INSERT OVERWRITE on just created table

1.8k Views Asked by At

I have to replicate a process for a client. I have never worked with Hive, so I am trying to understand what they were doing in other cases.

The Hive script I am trying to understand is this one:

DROP TABLE IF EXISTS distribution.030601_TI11;

CREATE EXTERNAL TABLE IF NOT EXISTS distribution.030601_TI11(
    mygroup STRING, year STRING, type1 STRING, type2 STRING,
    type3 STRING, myvalue INT)
ROW FORMAT DELIMITED FIELDS TERMINATED BY '\t' LINES TERMINATED BY '\n'
STORED AS TEXTFILE LOCATION '/warehouse/distribution/030601_TI11';

INSERT OVERWRITE TABLE distribution.030601_TI11
SELECT *
FROM develop.030601_TI11;

What are they doing?

As far as I have read about Hive, a DROP TABLE IF EXISTS statement over a external table will only delete the table metadata and not the table data. But I would like to know if that INSERT OVERWRITE statement is dropping the previous entries stored in the table, and inserting only the new rows contained in the specified location

And also, how is the LOCATION managed? I want to create the table from a single .csv file. Can I write something like LOCATION '/warehouse/develop/myfile.csv' or I can only provide a HDFS directory as a location?

2

There are 2 best solutions below

0
leftjoin On BEST ANSWER

INSERT OVERWRITE TABLE removes all files inside table location and moves new file. This happens at the very end when the query has already successfully executed and result files are created in the temporary location, after that load task removes all files in table location and moves files from temp location to the table location.

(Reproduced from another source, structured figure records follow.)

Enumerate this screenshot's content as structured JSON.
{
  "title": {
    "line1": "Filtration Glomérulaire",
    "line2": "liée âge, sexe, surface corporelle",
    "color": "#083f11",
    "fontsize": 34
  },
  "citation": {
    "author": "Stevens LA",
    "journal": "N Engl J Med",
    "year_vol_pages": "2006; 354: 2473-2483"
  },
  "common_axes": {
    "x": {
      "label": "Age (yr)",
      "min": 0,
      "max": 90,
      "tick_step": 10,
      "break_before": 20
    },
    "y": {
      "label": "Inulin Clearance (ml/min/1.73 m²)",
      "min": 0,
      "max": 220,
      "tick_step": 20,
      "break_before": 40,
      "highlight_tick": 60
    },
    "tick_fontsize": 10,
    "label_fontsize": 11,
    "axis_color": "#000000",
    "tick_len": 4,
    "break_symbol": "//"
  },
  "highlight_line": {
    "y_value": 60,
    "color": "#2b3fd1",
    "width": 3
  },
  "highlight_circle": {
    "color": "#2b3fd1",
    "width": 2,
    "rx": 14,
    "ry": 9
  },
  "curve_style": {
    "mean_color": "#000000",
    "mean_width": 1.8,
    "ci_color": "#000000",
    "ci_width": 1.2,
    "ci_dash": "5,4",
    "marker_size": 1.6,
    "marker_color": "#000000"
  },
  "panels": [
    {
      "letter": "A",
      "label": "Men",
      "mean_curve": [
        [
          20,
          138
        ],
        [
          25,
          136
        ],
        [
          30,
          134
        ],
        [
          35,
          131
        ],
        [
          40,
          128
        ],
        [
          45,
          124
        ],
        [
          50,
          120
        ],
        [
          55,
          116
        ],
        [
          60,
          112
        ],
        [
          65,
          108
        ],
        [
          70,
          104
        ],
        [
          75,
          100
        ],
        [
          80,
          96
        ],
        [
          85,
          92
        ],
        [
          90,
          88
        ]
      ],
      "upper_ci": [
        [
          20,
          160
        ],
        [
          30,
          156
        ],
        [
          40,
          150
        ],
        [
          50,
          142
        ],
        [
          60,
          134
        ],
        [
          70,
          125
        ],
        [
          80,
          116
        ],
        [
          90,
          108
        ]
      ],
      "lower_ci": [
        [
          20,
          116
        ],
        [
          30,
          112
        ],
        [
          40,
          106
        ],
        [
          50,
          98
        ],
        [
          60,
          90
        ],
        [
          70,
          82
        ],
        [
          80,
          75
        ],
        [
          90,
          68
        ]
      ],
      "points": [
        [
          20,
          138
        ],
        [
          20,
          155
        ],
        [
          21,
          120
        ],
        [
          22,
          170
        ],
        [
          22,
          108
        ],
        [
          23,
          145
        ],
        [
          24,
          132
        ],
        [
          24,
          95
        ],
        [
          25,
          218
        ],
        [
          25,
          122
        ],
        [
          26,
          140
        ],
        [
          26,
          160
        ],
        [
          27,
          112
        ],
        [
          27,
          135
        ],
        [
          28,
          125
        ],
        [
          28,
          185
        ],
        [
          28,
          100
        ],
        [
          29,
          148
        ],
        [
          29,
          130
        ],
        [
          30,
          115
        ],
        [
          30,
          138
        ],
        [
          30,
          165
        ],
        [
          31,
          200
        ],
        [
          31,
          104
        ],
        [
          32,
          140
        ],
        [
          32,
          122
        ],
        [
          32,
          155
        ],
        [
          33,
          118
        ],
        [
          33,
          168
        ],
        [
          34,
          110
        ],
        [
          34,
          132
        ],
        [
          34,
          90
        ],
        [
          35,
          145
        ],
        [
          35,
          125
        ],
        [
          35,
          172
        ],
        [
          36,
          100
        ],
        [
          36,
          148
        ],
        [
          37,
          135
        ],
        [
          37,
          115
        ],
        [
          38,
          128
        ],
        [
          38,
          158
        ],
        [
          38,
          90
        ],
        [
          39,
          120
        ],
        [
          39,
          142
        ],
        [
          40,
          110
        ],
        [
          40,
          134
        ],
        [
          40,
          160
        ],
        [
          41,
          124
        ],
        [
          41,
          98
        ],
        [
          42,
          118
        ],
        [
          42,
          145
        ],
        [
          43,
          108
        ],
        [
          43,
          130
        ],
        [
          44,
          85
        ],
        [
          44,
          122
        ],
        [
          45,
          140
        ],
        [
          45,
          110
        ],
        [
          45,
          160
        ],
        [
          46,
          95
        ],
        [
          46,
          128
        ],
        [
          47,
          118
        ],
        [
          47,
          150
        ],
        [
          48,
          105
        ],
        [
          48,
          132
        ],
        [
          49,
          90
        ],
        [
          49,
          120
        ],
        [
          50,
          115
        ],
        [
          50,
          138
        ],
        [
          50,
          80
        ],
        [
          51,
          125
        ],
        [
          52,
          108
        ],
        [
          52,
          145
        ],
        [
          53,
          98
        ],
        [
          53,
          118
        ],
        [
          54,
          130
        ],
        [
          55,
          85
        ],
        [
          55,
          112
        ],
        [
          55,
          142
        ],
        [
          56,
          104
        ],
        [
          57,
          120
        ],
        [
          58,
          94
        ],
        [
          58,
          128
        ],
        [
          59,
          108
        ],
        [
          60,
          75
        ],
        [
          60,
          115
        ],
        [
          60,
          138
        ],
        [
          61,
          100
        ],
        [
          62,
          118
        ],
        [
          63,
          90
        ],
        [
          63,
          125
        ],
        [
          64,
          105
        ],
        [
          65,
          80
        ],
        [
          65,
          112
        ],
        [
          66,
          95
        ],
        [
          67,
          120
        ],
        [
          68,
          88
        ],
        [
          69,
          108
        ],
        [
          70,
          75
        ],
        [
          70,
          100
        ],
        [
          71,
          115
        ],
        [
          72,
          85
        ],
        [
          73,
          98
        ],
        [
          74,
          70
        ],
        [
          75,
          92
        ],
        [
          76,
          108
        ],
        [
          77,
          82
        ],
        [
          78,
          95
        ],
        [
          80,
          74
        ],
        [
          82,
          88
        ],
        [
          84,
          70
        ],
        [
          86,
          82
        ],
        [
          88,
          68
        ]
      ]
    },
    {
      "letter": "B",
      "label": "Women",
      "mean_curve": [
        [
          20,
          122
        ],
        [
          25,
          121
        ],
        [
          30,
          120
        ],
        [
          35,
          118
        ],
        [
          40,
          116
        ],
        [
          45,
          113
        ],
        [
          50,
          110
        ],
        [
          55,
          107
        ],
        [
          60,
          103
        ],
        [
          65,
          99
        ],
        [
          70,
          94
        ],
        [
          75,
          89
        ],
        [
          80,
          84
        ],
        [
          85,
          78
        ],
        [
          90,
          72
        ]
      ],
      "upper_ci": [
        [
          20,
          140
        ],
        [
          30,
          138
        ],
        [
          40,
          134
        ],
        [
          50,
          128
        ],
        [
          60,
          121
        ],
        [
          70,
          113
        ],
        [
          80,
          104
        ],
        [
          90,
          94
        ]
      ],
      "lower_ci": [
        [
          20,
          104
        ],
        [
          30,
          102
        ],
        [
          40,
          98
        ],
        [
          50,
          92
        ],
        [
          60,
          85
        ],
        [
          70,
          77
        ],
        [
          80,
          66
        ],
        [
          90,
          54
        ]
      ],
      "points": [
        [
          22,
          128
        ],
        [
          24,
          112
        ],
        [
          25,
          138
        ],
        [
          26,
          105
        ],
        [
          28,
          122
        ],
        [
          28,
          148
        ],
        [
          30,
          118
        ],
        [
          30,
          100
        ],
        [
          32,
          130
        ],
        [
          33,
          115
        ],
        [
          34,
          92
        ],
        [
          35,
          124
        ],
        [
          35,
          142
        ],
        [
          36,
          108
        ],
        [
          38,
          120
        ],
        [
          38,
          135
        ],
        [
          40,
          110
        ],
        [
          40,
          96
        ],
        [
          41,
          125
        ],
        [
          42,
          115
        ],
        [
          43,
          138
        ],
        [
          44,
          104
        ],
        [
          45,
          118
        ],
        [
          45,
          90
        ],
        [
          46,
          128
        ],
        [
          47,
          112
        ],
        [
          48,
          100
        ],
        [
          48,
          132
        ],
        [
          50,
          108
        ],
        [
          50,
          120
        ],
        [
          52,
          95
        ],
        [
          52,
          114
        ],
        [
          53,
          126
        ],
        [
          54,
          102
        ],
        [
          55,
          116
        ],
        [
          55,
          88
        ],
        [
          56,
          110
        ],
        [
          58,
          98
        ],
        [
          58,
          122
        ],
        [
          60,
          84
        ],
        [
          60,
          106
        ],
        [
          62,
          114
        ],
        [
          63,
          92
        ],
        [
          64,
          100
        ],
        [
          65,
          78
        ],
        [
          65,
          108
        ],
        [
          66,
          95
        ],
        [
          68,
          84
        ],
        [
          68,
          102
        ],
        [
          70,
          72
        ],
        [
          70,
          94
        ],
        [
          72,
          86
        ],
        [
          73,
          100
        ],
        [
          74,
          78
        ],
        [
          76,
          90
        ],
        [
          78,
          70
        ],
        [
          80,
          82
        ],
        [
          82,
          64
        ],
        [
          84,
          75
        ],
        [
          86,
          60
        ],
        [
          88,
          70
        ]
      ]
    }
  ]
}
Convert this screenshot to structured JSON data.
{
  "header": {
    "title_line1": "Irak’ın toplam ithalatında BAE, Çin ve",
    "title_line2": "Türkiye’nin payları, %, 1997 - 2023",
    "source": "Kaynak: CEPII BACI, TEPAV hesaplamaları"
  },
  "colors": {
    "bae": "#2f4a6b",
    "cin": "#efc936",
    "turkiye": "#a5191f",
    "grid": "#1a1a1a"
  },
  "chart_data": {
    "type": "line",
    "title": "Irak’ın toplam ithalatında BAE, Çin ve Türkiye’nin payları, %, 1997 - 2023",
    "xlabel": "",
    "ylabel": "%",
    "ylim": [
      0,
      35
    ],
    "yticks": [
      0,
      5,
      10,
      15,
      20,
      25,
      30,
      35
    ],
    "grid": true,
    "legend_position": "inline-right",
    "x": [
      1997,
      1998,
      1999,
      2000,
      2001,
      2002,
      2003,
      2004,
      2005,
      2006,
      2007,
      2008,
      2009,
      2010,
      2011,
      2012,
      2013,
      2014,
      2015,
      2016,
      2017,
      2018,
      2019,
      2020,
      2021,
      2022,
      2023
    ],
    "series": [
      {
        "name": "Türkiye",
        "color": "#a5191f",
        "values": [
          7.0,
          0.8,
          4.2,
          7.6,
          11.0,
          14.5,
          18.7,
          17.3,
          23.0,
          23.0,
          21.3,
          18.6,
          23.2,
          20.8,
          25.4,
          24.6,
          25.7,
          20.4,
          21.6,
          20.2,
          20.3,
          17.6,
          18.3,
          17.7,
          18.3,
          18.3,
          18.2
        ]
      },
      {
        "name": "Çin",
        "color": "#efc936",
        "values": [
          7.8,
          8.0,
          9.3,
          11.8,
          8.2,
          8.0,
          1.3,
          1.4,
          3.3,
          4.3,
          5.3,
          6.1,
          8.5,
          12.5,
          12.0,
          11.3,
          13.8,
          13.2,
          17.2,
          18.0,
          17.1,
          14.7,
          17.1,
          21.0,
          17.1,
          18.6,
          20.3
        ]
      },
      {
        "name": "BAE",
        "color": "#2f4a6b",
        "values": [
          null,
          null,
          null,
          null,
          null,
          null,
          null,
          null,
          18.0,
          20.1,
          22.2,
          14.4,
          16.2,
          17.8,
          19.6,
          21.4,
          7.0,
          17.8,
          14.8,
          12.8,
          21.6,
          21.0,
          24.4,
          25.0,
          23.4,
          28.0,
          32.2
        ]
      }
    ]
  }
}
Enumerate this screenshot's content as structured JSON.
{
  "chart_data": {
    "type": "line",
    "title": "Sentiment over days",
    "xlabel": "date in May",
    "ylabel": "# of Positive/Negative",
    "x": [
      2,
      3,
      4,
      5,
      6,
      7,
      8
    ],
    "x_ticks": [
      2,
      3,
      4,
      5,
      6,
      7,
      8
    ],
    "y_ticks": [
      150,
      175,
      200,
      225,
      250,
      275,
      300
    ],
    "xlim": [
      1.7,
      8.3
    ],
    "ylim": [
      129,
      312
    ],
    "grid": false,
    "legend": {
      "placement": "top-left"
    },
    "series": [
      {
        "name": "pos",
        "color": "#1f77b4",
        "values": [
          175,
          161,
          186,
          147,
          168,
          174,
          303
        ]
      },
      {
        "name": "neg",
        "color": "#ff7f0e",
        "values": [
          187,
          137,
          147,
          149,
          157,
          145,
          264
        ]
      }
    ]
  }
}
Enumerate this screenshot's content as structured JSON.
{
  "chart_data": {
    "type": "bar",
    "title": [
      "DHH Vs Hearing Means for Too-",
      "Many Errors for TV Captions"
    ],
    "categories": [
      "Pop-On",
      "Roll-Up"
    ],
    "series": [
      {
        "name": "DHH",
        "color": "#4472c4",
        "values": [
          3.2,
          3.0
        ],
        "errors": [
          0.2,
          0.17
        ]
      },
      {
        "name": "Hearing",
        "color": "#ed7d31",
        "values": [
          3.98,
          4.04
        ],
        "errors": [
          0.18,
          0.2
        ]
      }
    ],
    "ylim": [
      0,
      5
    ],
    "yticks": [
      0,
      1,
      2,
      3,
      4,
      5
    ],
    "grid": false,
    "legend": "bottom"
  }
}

See also this answer: https://stackoverflow.com/a/63378038/2700344

If you want to create table on top of single file, put it in some folder and make sure there are no other files in the same folder and and specify that folder as a location in create table DDL. Also you can put that file into existing table location using hdfs dfs -put command or using LOAD command or using some other means. Main point here is that table should have it's own location, does not matter how many files are in the location - single file or many files, location is a folder (directory), not a file. Even if it was possible to create table on top of single file instead of folder, it is unsafe, because overwrite can create another files and table will have location pointing to non-existing file. carefully read answers on this question: How to point to a single file with external table

2
Koushik Roy On

You are right, the location for external table will remain as is. So, by drop-create statements they are ensuring that the table doesn't exist before dropping or creating. And the table seems to be dynamic in nature so that can be another reason of drop-create.

Please notice you are using CREATE EXTERNAL TABLE IF NOT EXISTS which means if table exist, it will not recreate. Storage will be cleaned and loaded using INSERT OVERWRITE.
Now, if you want to create a table on top of csv file just use LOCATION '/warehouse/develop/myfile. You dont have to use .csv in location.